So who or what created the universe and set natural laws in place to prevent chaos according to you?
God. Not empirically provable or demonstrable in the slightest, however, and I'm fine with that. I wouldn't exactly expect anything else from something that needs to be decided on faith.
Oh boy.
Firstly, dating is but one facet of the evidence for evolution - and even if the dates were incorrect there's still plenty of genetic evidence to show we evolved from previous lifeforms and share common ancestry with other primates.
Let's blast through this shockingly-designed website:
Firstly, I notice that generally all the "corrected" radioisotope dates quoted still have the Earth way older than YEC predicts. There's also a shocking tendency to assume that showing radioisotope dating to be wrong proves evolution wrong (it won't), and thus prove creationism right by default (it doesn't, but of course if creationists actually had data this would be a whole different matter entirely).
Secondly, this website should have come to end at the comment from the user about not using the correct radioisotope dating method, or using them incorrectly. If I want to measure the position of an atom, I use a specialised microscope. I do NOT use a ruler, as I can't narrow the location of any one atom down to anything greater than a millimeter, which is about seven orders of magnitude bigger than the atom itself. This is not about cherrypicking your data, this is about using the right tool for the right job.

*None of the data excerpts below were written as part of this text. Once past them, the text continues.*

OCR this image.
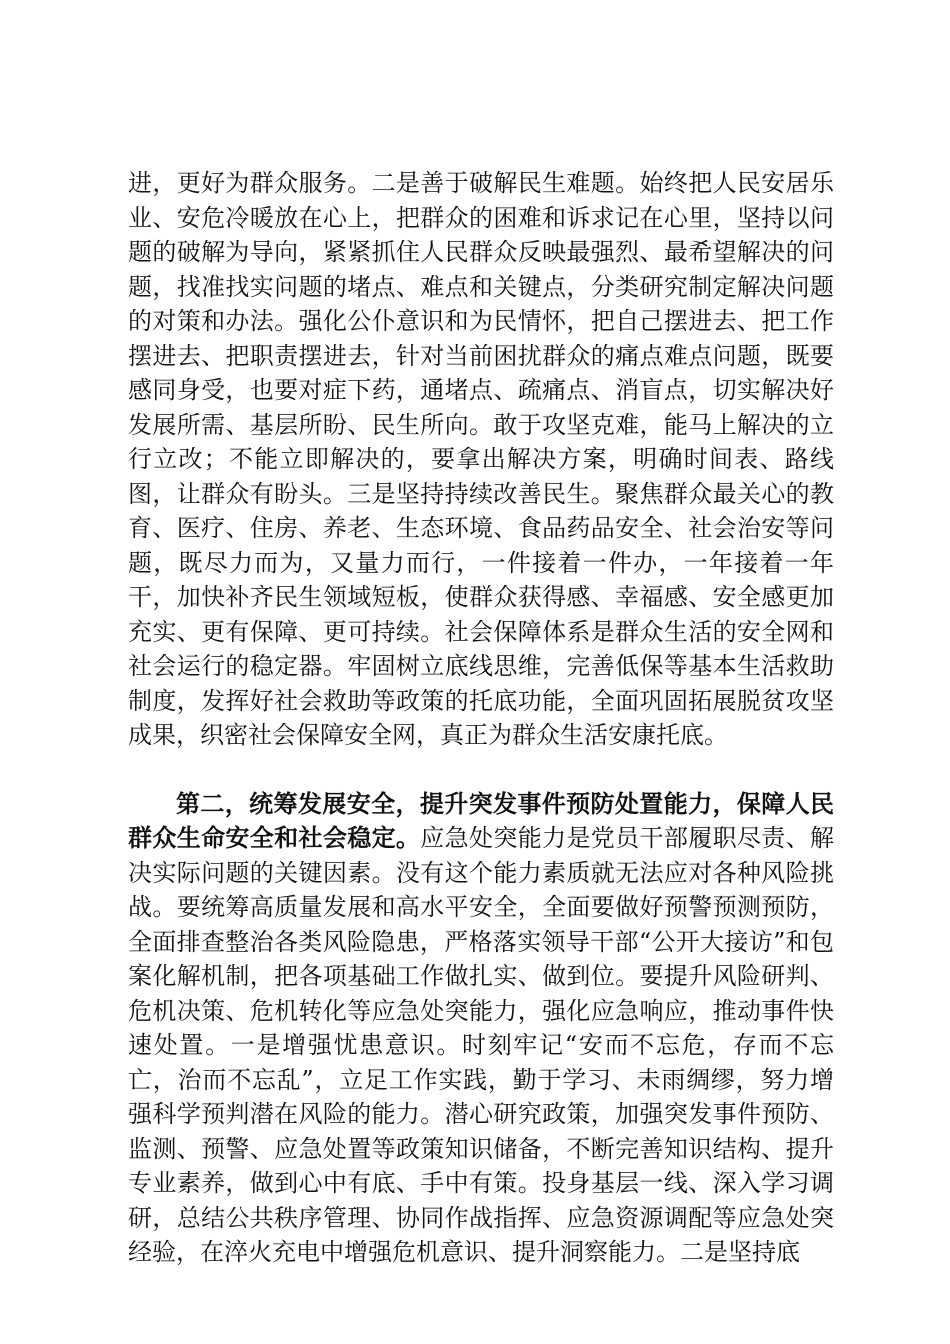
进，更好为群众服务。二是善于破解民生难题。始终把人民安居乐业、安危冷暖放在心上，把群众的困难和诉求记在心里，坚持以问题的破解为导向，紧紧抓住人民群众反映最强烈、最希望解决的问题，找准找实问题的堵点、难点和关键点，分类研究制定解决问题的对策和办法。强化公仆意识和为民情怀，把自己摆进去、把工作摆进去、把职责摆进去，针对当前困扰群众的痛点难点问题，既要感同身受，也要对症下药，通堵点、疏痛点、消盲点，切实解决好发展所需、基层所盼、民生所向。敢于攻坚克难，能马上解决的立行立改；不能立即解决的，要拿出解决方案，明确时间表、路线图，让群众有盼头。三是坚持持续改善民生。聚焦群众最关心的教育、医疗、住房、养老、生态环境、食品药品安全、社会治安等问题，既尽力而为，又量力而行，一件接着一件办，一年接着一年干，加快补齐民生领域短板，使群众获得感、幸福感、安全感更加充实、更有保障、更可持续。社会保障体系是群众生活的安全网和社会运行的稳定器。牢固树立底线思维，完善低保等基本生活救助制度，发挥好社会救助等政策的托底功能，全面巩固拓展脱贫攻坚成果，织密社会保障安全网，真正为群众生活安康托底。

第二，统筹发展安全，提升突发事件预防处置能力，保障人民群众生命安全和社会稳定。应急处突能力是党员干部履职尽责、解决实际问题的关键因素。没有这个能力素质就无法应对各种风险挑战。要统筹高质量发展和高水平安全，全面要做好预警预测预防，全面排查整治各类风险隐患，严格落实领导干部“公开大接访”和包案化解机制，把各项基础工作做扎实、做到位。要提升风险研判、危机决策、危机转化等应急处突能力，强化应急响应，推动事件快速处置。一是增强忧患意识。时刻牢记“安而不忘危，存而不忘亡，治而不忘乱”，立足工作实践，勤于学习、未雨绸缪，努力增强科学预判潜在风险的能力。潜心研究政策，加强突发事件预防、监测、预警、应急处置等政策知识储备，不断完善知识结构、提升专业素养，做到心中有底、手中有策。投身基层一线、深入学习调研，总结公共秩序管理、协同作战指挥、应急资源调配等应急处突经验，在淬火充电中增强危机意识、提升洞察能力。二是坚持底
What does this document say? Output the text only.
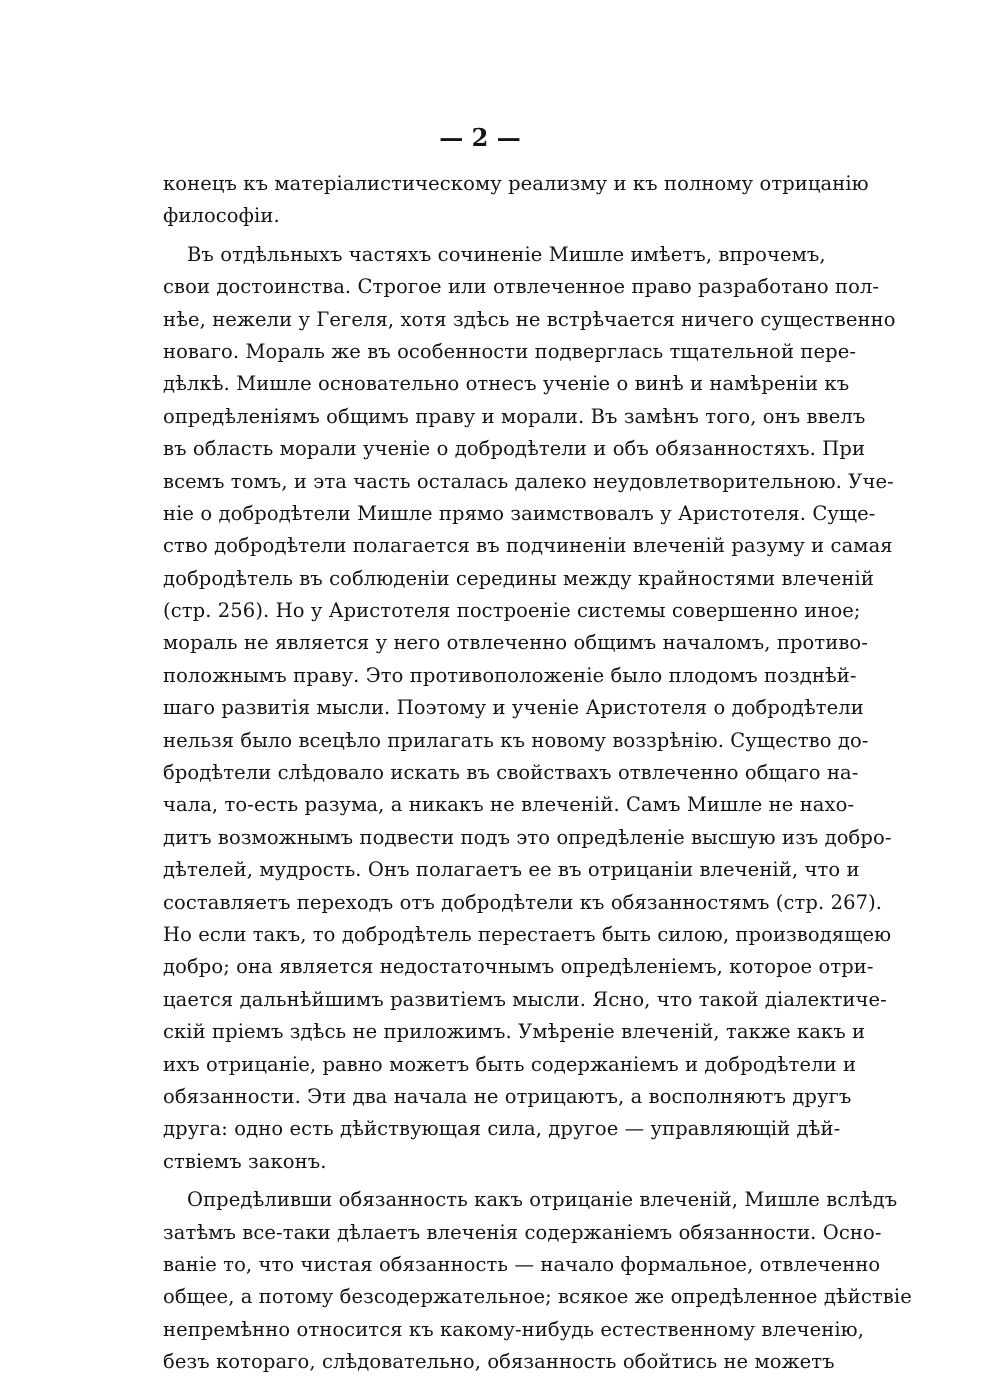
— 2 —
конецъ къ матеріалистическому реализму и къ полному отрицанію
философіи.
Въ отдѣльныхъ частяхъ сочиненіе Мишле имѣетъ, впрочемъ,
свои достоинства. Строгое или отвлеченное право разработано пол-
нѣе, нежели у Гегеля, хотя здѣсь не встрѣчается ничего существенно
новаго. Мораль же въ особенности подверглась тщательной пере-
дѣлкѣ. Мишле основательно отнесъ ученіе о винѣ и намѣреніи къ
опредѣленіямъ общимъ праву и морали. Въ замѣнъ того, онъ ввелъ
въ область морали ученіе о добродѣтели и объ обязанностяхъ. При
всемъ томъ, и эта часть осталась далеко неудовлетворительною. Уче-
ніе о добродѣтели Мишле прямо заимствовалъ у Аристотеля. Суще-
ство добродѣтели полагается въ подчиненіи влеченій разуму и самая
добродѣтель въ соблюденіи середины между крайностями влеченій
(стр. 256). Но у Аристотеля построеніе системы совершенно иное;
мораль не является у него отвлеченно общимъ началомъ, противо-
положнымъ праву. Это противоположеніе было плодомъ позднѣй-
шаго развитія мысли. Поэтому и ученіе Аристотеля о добродѣтели
нельзя было всецѣло прилагать къ новому воззрѣнію. Существо до-
бродѣтели слѣдовало искать въ свойствахъ отвлеченно общаго на-
чала, то-есть разума, а никакъ не влеченій. Самъ Мишле не нахо-
дитъ возможнымъ подвести подъ это опредѣленіе высшую изъ добро-
дѣтелей, мудрость. Онъ полагаетъ ее въ отрицаніи влеченій, что и
составляетъ переходъ отъ добродѣтели къ обязанностямъ (стр. 267).
Но если такъ, то добродѣтель перестаетъ быть силою, производящею
добро; она является недостаточнымъ опредѣленіемъ, которое отри-
цается дальнѣйшимъ развитіемъ мысли. Ясно, что такой діалектиче-
скій пріемъ здѣсь не приложимъ. Умѣреніе влеченій, также какъ и
ихъ отрицаніе, равно можетъ быть содержаніемъ и добродѣтели и
обязанности. Эти два начала не отрицаютъ, а восполняютъ другъ
друга: одно есть дѣйствующая сила, другое — управляющій дѣй-
ствіемъ законъ.
Опредѣливши обязанность какъ отрицаніе влеченій, Мишле вслѣдъ
затѣмъ все-таки дѣлаетъ влеченія содержаніемъ обязанности. Осно-
ваніе то, что чистая обязанность — начало формальное, отвлеченно
общее, а потому безсодержательное; всякое же опредѣленное дѣйствіе
непремѣнно относится къ какому-нибудь естественному влеченію,
безъ котораго, слѣдовательно, обязанность обойтись не можетъ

Thirdly - the section entitled "30,000 year limit to Carbon dating" is deliciously ironic, not least because the same canard used in other parts of this article is funnily enough NOT applied to his argument here, namely - how does he know that the rate of change of C-14 in the atmosphere has remained constant? All of the objections he raises with this argument are regularly taken into consideration when taking measurements, he is most definitely NOT the first person to think them up - conversely, he is unlikely to have applied the same diligence to his own argument here, and when creationists try and pull these kind of linear extrapolation arguments with any system, be it C-14 equilibrium, lunar recession rates or whatever, they always get it wrong for this same reason.
Fourthly - the section entitled "God cursed the ground" with no sense of irony whatsoever, starts with the massive assumption that
Genesis 3 verse 17 "..cursed is the ground for your sake"
When this happened there was a burst of radioactity that made the rocks appear older than they were.
And this is somehow meant to be LESS of an assumption that the decay rates of rocks have remained constant etc?
Fifthly - dating living material. Um....WHAT?
Yeah, that must have been the mistake we made, us scientists are clearly so much less intelligent than this goon with an angelfire website and too much time on his hands that we forgot to check whether or not that T-Rex skeleton we dug up from miles underground was trying to bite our heads off or not,,,,,
Sixthly - section entitled "Has the rate of decay remained constant?"
Just what the bible, and a Devolution and degenerating model of the earth would predict.
Which I'm guessing refers back to the blue quoted text earlier on that website:
Look at biological breakdown everywhere, it proceeds at different rates. Look at the world from a devolutionary viewpoint and see how perfection has been lost and breakdown has proceeded in spurts and stasis periods. Some of us have lost more information than others, that's why some are at Harvard, but others, more unfortunate, [the same] age struggle with debilitating genetic degenerative diseases like Lupus, MS, ALS, Crohn's and many other autoimmune diseases. The keys of which are locked in the "vault of degeneration knowledge" that evolutionists are unwilling to open for fear that we creationists might be correct."
Jack Cuozzo 3/02
This statement is simply incorrect as is not an analogous system to radioactive decay. Biological decay does usually not happen on an atomic scale, whereas radioactive decay is a statistical quantum mechanical process which operates at well-defined rates. I could be wrong on this, I'd need to look it up, but tweaking decay rates would require at least one change in the fundamental constants of the universe, which I think we would notice in multiple other areas of science if there were.
There are other errors in the link you posted, but quite frankly, this is getting wearying.